Someone stole and reviewed an Intel i7-11700K engineering sample, a.k.a. Rocket Lake
Something to look forward to: The 11700K could perform similarly to electric current flagships, or it could perform better if Intel refines it ahead of release. We don't generally disregard reviewing processors alee of the embargo, as it isn't fair on other publications, just it'south pretty funny when it's for revenge. Furthermore, what some of these numbers evidence, particularly the ability draw and temperature tests is that his engineering sample is merely partially showing what the final CPU will offer.
Four years ago, Intel airtight up shop in Romania. They've continued to sell their processors there but without a local office, their media back up has been woeful, says lab501, a local tech publication. Of the 21 Intel processors lab501 has reviewed since beingness left in the lurch, 5 came from Intel's U.k. office (all arriving after the review embargo had lifted), 12 came from their friends in the industry, one they purchased themselves, and 3 more came from bearding industry sources.
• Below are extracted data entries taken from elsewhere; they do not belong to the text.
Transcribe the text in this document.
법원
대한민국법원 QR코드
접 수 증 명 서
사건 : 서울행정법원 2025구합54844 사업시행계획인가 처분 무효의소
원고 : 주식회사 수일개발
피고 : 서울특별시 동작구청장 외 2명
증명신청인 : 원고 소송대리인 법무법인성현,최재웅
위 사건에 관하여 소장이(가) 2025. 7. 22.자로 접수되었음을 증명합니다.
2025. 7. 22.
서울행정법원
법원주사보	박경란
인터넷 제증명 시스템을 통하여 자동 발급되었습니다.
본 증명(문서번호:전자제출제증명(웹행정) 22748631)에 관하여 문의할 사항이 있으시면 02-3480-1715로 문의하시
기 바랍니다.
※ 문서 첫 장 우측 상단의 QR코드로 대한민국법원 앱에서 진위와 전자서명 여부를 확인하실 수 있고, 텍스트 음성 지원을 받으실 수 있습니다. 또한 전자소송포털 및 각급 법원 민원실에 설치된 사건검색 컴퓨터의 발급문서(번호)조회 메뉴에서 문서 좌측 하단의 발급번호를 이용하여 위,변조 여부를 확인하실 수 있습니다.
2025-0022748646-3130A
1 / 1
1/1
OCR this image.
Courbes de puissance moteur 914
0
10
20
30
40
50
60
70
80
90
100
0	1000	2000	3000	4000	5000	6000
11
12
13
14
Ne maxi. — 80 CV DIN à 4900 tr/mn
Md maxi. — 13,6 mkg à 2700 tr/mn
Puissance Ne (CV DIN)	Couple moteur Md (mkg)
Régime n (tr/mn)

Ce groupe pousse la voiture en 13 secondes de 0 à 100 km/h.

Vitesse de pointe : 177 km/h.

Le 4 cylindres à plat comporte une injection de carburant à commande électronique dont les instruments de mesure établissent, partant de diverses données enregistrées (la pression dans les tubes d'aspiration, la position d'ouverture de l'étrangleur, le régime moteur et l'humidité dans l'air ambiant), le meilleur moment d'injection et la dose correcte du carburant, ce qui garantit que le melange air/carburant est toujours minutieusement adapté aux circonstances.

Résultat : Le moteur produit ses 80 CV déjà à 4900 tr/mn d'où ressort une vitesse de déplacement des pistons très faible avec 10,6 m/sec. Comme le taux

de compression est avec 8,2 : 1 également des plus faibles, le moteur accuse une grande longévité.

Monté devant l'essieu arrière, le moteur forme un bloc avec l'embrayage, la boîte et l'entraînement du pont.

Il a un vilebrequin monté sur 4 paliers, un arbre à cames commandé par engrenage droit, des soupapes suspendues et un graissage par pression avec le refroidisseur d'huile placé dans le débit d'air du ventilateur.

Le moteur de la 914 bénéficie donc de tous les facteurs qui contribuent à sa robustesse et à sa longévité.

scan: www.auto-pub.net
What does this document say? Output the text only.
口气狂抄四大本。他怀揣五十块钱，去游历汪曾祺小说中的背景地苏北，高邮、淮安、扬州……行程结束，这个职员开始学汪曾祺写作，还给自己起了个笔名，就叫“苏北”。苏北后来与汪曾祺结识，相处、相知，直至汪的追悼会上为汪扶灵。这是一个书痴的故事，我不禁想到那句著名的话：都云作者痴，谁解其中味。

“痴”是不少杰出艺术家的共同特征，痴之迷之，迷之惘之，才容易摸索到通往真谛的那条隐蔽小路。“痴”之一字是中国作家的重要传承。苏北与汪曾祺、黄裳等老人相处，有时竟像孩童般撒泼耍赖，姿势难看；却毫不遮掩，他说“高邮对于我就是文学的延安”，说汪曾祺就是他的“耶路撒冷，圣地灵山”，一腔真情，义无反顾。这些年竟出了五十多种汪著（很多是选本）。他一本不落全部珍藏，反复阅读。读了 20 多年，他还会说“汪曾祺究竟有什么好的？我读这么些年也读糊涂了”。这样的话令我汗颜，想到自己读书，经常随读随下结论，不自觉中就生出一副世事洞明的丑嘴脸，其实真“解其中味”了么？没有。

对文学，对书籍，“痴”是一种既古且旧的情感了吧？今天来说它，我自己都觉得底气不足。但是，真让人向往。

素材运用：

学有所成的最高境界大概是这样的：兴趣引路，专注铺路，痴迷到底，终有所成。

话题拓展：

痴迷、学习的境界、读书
Those three chips, an 8700K, an 8600K, and a 10980XE, caused some trouble for Intel. Once lab501 stopped receiving review samples from Intel, they stopped existence beholden to the review embargoes. When the chips they've reviewed have been provided past their industry friends, they've respected the embargo for their friends' sake. Simply when the fries accept arrived without Intel's permission, they've published their reviews alee of time – much to Intel'southward chagrin.
At present, lab501 has tested an 11700K engineering sample before the processor could exist officially revealed. Admittedly, there'due south not much left for Intel to reveal. It's generally known that the processor will accept eight cores and 16 threads, will utilise a variant of the Cypress Cove compages, and accept a boost clock of effectually 5 GHz. Just there's been peppery debate surrounding the processor's performance.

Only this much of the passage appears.